Pensez-vous qu’avec ce décret, les procédures de passation des marchés publics sont devenues beaucoup plus souples qu’auparavant ? Qu’en est-il des délais de paiement ?
Non pas du tout, puisque le texte en vigueur exige de plus en plus de transparence parce qu’on a veillé à ce qu’il y ait plus de transparence et plus d’égalité de chances. Du coup, les procédures se sont complexifiées. Pour ce qui est de la problématique des délais de paiement, nous travaillons actuellement avec l’administration, notamment le ministère de l’Equipement, du transport et de la logistique, sur le cahier des clauses générales administratives (CCGA) qui régit la gestion des marchés publics. Il est toujours en cours d’élaboration. D’ailleurs, nous avons fait parvenir au ministère toutes nos propositions d’amendements pour régler cette problématique du délai de paiement dans la nouvelle mouture du CCGA qui devrait emprunter les circuits d’adoption prochainement. Ceci étant, nous organisons régulièrement, et même bien avant l’entrée en vigueur du décret sur les marché publics, des ateliers de formation au profit des entreprises du secteur et ce, dans plusieurs villes du Royaume. Nous leur expliquons les innovations du décret et les insuffisances et les pièges à éviter.

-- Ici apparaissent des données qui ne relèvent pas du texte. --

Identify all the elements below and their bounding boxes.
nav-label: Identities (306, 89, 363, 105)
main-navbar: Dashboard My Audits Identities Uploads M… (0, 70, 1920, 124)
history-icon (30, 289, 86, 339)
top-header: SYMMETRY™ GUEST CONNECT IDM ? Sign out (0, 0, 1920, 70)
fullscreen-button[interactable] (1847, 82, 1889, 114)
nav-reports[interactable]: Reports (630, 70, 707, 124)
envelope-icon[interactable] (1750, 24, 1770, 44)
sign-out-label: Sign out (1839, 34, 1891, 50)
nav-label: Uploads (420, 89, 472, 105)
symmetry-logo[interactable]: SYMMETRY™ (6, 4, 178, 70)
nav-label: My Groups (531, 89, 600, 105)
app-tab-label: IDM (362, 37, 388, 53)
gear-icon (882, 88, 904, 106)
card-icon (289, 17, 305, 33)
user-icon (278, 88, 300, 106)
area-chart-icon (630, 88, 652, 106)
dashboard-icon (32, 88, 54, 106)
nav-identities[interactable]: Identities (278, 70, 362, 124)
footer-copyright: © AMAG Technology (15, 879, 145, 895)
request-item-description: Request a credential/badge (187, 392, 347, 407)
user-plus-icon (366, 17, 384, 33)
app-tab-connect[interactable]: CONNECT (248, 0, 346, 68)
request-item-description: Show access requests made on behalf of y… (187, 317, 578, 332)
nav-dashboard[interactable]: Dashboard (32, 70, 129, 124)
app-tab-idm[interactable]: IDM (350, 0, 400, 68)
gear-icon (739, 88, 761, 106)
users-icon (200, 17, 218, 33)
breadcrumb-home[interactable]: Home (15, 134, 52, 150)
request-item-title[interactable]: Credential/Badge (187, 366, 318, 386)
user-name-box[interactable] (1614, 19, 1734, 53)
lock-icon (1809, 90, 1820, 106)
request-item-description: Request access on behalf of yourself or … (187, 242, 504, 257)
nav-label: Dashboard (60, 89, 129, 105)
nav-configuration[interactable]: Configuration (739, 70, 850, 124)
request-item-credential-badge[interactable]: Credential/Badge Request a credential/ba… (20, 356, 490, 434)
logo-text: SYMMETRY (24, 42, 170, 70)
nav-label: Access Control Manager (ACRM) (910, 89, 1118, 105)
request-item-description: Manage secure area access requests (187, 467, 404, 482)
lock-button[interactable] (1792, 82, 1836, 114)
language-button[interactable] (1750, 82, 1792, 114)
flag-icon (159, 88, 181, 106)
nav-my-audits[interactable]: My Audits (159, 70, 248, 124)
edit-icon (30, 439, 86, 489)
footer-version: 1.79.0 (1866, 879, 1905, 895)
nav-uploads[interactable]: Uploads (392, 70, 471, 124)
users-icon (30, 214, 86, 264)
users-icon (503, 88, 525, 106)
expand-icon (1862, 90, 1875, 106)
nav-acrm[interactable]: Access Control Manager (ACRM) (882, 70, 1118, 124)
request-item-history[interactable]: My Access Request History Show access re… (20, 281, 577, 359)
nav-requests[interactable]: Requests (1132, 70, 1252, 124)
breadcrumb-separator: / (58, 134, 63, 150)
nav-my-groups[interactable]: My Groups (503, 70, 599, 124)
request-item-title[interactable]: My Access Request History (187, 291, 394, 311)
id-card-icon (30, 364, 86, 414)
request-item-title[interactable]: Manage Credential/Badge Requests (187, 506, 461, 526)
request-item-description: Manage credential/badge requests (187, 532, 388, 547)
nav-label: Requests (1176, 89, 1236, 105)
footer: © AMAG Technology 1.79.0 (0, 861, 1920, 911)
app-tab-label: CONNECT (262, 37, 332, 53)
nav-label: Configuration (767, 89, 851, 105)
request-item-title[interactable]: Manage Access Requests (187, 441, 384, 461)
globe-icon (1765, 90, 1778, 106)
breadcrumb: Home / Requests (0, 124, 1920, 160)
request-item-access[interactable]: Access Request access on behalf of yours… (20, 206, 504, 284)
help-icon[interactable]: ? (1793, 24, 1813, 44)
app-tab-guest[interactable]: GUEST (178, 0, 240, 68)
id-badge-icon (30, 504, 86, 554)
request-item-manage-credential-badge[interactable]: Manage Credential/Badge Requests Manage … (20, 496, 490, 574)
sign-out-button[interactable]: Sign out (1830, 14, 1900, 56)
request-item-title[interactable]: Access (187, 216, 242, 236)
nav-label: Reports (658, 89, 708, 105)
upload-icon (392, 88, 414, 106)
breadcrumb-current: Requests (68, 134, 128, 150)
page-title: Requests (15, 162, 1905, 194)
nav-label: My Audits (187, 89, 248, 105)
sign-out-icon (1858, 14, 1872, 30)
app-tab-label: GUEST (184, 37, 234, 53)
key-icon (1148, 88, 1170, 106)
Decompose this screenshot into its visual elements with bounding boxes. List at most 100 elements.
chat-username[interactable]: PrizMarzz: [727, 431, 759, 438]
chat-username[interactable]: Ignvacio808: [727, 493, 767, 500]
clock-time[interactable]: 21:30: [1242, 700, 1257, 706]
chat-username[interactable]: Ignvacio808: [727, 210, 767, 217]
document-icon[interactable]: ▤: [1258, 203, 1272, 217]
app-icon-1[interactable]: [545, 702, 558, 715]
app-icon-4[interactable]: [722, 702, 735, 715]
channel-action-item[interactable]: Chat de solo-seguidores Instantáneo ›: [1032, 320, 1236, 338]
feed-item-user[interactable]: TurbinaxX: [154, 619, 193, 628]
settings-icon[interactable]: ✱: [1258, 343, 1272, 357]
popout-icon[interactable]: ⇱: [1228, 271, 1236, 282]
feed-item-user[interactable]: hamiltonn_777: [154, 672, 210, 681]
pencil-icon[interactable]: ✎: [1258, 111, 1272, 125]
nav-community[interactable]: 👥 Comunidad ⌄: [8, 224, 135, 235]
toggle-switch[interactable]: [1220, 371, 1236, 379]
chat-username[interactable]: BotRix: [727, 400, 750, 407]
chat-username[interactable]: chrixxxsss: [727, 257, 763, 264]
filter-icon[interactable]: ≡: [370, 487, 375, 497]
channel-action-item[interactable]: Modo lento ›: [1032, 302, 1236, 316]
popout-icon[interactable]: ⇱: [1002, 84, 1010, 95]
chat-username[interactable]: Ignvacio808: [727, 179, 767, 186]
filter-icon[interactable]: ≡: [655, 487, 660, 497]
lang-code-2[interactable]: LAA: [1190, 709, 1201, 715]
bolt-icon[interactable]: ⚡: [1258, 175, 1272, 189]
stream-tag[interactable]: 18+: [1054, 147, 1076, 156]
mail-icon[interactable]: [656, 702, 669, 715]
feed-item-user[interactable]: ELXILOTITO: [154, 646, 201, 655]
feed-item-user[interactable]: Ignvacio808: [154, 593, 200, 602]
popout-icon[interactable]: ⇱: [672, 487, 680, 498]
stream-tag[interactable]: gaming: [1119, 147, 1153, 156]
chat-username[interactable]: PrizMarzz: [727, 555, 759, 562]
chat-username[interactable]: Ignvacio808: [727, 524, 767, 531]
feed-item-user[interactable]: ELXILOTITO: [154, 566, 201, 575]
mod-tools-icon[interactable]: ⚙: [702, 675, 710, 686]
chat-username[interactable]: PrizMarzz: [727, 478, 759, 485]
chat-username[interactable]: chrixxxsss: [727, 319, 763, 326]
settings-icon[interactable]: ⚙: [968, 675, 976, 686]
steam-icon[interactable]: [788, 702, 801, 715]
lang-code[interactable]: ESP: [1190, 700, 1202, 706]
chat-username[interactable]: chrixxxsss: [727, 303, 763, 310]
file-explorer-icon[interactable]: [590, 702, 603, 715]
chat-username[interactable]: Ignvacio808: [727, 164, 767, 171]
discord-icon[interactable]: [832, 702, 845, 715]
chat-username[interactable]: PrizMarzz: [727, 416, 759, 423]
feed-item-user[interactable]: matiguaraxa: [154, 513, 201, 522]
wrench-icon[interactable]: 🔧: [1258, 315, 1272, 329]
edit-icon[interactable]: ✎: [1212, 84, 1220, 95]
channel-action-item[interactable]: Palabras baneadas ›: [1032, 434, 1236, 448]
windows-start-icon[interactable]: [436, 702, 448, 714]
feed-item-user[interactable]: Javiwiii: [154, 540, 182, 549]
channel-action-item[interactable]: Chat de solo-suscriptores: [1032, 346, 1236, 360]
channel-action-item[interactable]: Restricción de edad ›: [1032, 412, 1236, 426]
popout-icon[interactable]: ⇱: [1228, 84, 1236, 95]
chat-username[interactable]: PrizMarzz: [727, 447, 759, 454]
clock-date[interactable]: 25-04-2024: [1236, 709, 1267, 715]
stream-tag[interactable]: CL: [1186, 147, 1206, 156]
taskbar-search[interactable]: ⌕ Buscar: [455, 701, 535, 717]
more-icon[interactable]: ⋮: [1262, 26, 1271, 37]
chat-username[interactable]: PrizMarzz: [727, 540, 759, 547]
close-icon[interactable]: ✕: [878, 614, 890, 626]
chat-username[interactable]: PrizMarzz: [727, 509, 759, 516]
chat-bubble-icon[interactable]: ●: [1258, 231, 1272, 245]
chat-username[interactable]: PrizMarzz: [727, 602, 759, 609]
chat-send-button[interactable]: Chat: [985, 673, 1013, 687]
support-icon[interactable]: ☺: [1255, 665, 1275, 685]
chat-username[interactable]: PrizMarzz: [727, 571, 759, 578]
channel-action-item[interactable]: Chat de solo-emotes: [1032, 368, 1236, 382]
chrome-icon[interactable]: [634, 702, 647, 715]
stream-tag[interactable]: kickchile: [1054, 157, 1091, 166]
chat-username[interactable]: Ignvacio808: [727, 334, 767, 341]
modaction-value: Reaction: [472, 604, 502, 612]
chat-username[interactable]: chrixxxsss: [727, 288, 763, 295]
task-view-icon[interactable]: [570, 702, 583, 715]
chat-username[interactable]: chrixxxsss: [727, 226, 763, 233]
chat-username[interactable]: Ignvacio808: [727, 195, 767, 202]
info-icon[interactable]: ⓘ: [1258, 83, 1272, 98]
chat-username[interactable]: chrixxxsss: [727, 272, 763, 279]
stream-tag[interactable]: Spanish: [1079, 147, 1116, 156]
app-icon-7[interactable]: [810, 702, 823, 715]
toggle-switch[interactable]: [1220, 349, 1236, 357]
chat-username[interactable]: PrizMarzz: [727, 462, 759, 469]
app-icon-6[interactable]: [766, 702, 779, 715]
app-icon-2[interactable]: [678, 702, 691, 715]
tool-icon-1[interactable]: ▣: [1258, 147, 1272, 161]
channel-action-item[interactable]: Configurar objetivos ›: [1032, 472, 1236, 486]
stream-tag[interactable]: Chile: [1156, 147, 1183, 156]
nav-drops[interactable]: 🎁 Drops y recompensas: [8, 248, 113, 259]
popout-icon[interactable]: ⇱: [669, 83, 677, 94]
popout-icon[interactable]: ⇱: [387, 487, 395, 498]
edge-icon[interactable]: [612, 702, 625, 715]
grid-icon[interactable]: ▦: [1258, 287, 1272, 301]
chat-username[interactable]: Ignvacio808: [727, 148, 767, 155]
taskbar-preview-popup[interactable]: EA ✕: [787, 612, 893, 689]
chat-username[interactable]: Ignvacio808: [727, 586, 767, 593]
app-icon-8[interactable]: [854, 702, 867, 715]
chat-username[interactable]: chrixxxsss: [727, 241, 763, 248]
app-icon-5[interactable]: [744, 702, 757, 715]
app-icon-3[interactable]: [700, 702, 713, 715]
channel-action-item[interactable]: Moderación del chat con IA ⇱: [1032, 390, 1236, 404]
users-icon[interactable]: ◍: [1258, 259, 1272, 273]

Que comptez-vous faire pour que soit modifié le décret sur les marchés publics ?
Je dois noter que nous avons saisi le gouvernement avant même l’application du texte par rapport aux insuffisances que nous avons relevées dans la mouture qui était alors en projet. Et nous continuerons à militer pour que l’Exécutif introduise des modifications dans certains des articles pour pouvoir sortir une nouvelle version le plus tôt possible. C’est un combat que nous menons au sein de la FMBTP depuis plus de 20 ans.